HYDRAULIC FRACTURING CANDIDATE-WELL SELECTION USING ARTIFICIAL INTELLIGENCE APPROACH

Abstract
. Hydraulic fracturing is one of the stimulation method that aimed to increase productivity of well by creating a high conductive conduit in reservoir connecting it to the wellbore. This high conductivity zone is created by injecting fluid into matrix formation with enough rate and pressure. After crack initiate and propagate, the process continue with pumping slurry consist of fracturing fluid and sand. This slurry continues to extend the fracture and concurrently carries sand deeply into formation. After the materials pumped, carrier fluid will leak off to the formation and leave the sand holds the fracture created.
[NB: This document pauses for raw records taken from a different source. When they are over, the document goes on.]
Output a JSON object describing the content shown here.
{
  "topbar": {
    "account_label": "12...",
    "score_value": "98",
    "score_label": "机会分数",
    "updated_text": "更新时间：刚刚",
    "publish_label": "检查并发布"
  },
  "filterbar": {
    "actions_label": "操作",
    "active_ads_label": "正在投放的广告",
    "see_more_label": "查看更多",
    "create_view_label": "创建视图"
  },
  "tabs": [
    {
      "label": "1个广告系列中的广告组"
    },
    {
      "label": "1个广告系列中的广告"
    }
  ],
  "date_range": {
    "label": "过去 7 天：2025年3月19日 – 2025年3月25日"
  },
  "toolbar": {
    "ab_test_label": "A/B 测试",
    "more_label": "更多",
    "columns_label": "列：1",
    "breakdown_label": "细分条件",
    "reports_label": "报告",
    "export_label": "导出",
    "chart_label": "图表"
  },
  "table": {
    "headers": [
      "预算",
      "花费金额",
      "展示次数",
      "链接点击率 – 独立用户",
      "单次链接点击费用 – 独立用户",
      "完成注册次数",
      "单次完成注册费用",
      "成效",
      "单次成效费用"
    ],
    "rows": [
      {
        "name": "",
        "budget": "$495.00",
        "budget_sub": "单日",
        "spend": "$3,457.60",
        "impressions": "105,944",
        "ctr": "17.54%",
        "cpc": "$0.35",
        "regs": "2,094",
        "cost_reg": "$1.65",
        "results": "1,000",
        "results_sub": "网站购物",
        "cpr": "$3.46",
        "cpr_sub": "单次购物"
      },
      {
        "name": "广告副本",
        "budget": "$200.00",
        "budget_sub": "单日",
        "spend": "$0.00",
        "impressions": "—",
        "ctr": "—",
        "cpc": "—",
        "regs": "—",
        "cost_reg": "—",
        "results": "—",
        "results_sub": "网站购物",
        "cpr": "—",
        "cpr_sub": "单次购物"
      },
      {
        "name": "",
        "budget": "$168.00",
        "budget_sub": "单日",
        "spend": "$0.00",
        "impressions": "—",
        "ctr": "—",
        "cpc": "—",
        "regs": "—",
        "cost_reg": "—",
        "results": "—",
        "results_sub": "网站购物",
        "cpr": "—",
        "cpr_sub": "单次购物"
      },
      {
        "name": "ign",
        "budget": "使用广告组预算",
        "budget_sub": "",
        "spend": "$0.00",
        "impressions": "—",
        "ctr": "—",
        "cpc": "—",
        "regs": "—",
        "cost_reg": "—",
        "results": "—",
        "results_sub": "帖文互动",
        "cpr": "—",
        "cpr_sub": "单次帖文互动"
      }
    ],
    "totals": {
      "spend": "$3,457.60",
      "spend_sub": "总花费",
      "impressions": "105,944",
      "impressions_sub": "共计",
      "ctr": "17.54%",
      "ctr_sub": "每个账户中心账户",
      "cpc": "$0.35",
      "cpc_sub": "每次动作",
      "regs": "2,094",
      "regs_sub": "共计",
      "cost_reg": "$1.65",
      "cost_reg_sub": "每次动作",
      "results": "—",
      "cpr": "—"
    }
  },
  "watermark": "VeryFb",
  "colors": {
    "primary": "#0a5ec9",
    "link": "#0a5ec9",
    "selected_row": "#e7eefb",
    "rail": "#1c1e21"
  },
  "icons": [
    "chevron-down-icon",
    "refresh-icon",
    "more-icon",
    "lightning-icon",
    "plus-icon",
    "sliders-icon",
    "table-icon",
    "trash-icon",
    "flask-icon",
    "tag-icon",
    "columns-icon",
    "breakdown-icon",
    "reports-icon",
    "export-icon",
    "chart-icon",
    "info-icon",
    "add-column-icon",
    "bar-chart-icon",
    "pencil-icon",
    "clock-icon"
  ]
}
TLS Formation in X and Y Field is widely known as a formation that have low productivity since it has low permeability around 5 md and low resistivity 3 Ohm-m. Oil from TLS formation could not be produced without fracturing. This formation also have high clay content, 20 – 40 % clay. Mineralogy analysis also shown that this formation contains water sensitive clay such as smectite and kaolinite. Hydraulic fracturing has been done in this field since 2002 on around 130 wells. At the beginning of hydraulic fracturing campaign, the success parameter is only to make the wells produce hydrocarbon in economical rate. As the fractured wells become larger in number, several optimization is also been done to increase oil gain. Later on, the needs of conclusive analysis to evaluate well performance after hydraulic fracturing rise up due to sharp decrement of crude oil price. Accurate analysis and recommendation need to be conducted to assess the best candidate for hydraulic fracturing to maximize success ratio. Even though a common practice, candidate-well selection is not a straightforward process and up to now, there has not been a well-defined approach to address this process. Conventional methods are not easy to use for nonlinear process, such as candidate-well selection that goes through a group of parameters having different attributes and features such as geological aspect, reservoir and fluid characteristics, production details, etc. and that’s because it is difficult to describe properly all their nonlinearities. In that matter, Artificial Intelligence approach is expected to be an alternative solution for this condition.